1. Michael David Hicks (NASA/JPL) : Expert en déviation d’astéroïdes. Décédé en juillet 2023. Pas d’autopsie publique.

2. Frank Maiwald (JPL) : Spécialiste de la détection d’eau souterraine sur les lunes de Jupiter. Décès soudain en juillet 2024. Silence total des institutions.

3. Jason Thomas : Retrouvé dans un lac. Dossier scellé.

4. Trois personnels de la direction des capteurs de Wright-Patterson : Classés comme « tragédie domestique » sans mobile apparent.

V. Réactions Officielles et Enquêtes Gouvernementales

Le 15 mars 2026, la Maison Blanche, par la voix de sa porte-parole, a confirmé qu’elle examinait les rapports sur la disparition de personnels liés à la recherche nucléaire et aérospatiale. Le 21 avril 2026, le Comité de surveillance de la Chambre des représentants, dirigé par James Comer et Eric Burlison, a officiellement demandé des comptes au Département de l’Énergie (DOE), au Département de la Guerre (DoW) et au FBI.

Le directeur du FBI, Kash Patel, a déclaré le 19 avril 2026 que le Bureau dirigeait désormais les efforts pour identifier les liens structurels entre ces disparitions. L’implication du FBI dans ce qui semblait initialement être des cas isolés de randonneurs disparus (Reza) ou de disparitions urbaines (McCasland) confirme la nature systémique de l’affaire.

VI. Synthèse Factuelle des Anomalies

Vitesse de disparition : Dans les cas de McCasland et Reza, la fenêtre temporelle de disparition est extrêmement courte (moins de 60 minutes pour l’un, moins d’une minute pour l’autre).

Abscence de traces physiques : Malgré l’utilisation de technologies de pointe (Lidar, drones thermiques, chiens spécialisés), aucune trace de sortie de zone ou de prédation animale n’a été détectée.

Profils critiques : Tous les individus concernés partageaient des connaissances sur les technologies de rupture (armes à énergie, propulsion, capteurs avancés).
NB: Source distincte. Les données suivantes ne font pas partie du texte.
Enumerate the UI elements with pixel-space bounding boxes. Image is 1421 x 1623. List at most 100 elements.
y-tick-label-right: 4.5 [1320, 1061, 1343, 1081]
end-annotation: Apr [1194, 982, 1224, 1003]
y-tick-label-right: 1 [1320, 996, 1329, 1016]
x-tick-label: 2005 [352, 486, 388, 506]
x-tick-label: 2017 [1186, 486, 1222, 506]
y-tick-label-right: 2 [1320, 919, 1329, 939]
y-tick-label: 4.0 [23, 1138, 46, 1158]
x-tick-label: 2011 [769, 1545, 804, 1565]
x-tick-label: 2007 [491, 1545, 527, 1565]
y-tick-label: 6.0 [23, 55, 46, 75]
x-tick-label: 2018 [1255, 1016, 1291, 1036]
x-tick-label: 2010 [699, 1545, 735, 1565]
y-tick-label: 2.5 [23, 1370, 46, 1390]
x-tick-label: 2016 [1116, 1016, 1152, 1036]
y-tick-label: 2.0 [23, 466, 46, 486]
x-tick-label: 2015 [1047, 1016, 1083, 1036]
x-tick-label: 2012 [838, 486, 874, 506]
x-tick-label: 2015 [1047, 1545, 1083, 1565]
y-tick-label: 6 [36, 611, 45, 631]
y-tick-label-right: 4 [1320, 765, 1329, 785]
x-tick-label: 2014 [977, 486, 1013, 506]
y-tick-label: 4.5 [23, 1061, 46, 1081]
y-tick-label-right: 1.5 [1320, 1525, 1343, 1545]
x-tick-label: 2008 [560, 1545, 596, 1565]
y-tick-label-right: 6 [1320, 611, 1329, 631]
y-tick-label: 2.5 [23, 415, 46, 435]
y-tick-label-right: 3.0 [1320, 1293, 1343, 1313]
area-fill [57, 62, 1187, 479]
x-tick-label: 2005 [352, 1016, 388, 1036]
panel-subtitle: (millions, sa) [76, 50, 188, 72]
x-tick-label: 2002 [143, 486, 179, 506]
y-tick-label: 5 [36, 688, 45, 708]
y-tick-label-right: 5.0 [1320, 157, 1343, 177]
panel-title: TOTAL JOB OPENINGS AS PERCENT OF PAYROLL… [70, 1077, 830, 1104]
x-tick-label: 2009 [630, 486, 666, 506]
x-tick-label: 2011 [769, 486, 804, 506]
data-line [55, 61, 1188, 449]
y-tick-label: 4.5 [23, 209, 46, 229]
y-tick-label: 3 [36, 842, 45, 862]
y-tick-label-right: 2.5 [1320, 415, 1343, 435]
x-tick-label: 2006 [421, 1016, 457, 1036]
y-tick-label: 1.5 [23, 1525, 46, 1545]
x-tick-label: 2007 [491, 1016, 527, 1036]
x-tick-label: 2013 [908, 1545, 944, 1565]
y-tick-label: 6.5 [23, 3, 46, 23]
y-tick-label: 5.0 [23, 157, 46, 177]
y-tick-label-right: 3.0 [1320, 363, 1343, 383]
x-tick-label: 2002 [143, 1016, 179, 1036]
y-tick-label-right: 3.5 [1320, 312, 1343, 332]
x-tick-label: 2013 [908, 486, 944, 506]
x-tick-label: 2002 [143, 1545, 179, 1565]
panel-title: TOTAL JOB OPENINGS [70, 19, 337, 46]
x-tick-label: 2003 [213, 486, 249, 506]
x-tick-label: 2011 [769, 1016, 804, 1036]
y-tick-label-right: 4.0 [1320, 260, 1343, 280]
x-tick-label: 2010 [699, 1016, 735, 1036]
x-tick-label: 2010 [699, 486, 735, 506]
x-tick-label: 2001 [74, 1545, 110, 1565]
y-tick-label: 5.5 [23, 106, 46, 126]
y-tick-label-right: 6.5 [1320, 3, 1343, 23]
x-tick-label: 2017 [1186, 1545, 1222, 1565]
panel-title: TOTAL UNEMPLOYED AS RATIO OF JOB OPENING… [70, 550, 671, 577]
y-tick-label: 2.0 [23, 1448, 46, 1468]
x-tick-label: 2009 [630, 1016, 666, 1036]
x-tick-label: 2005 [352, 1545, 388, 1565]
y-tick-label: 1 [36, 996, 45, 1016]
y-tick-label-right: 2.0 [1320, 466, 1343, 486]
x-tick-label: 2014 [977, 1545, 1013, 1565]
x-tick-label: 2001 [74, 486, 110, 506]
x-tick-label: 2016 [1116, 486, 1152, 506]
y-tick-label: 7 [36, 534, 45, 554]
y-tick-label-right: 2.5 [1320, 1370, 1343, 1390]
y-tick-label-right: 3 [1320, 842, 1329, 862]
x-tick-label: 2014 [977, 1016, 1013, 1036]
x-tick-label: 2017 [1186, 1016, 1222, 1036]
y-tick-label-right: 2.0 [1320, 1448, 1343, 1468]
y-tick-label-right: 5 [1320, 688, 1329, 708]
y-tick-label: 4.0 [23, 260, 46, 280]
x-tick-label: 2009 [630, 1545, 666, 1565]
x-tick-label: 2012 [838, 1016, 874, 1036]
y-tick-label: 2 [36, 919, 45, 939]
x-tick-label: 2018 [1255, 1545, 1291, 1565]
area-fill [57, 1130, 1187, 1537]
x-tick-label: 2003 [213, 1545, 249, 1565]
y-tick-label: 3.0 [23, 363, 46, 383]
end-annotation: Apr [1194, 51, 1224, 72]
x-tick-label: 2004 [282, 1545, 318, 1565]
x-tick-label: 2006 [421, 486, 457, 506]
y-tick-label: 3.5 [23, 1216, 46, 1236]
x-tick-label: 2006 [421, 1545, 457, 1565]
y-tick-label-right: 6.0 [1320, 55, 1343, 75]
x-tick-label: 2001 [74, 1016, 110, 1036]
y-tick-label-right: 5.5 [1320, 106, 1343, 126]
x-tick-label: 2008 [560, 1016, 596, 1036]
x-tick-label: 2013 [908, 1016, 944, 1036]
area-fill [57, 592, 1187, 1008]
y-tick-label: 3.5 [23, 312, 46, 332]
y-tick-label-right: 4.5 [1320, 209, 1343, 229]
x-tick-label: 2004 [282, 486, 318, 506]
Black-out institutionnel : Les employeurs (NASA, JPL, AFRL) ont maintenu un silence inhabituel, n’émettant aucun communiqué de presse pour des employés ayant pourtant plusieurs décennies de service exemplaire.

L’affaire McCasland-Reza demeure à ce jour l’un des mystères les plus denses de la sécurité nationale américaine, mêlant disparition de secrets d’État et phénomènes de haute étrangeté sur des sites naturels stratégiques.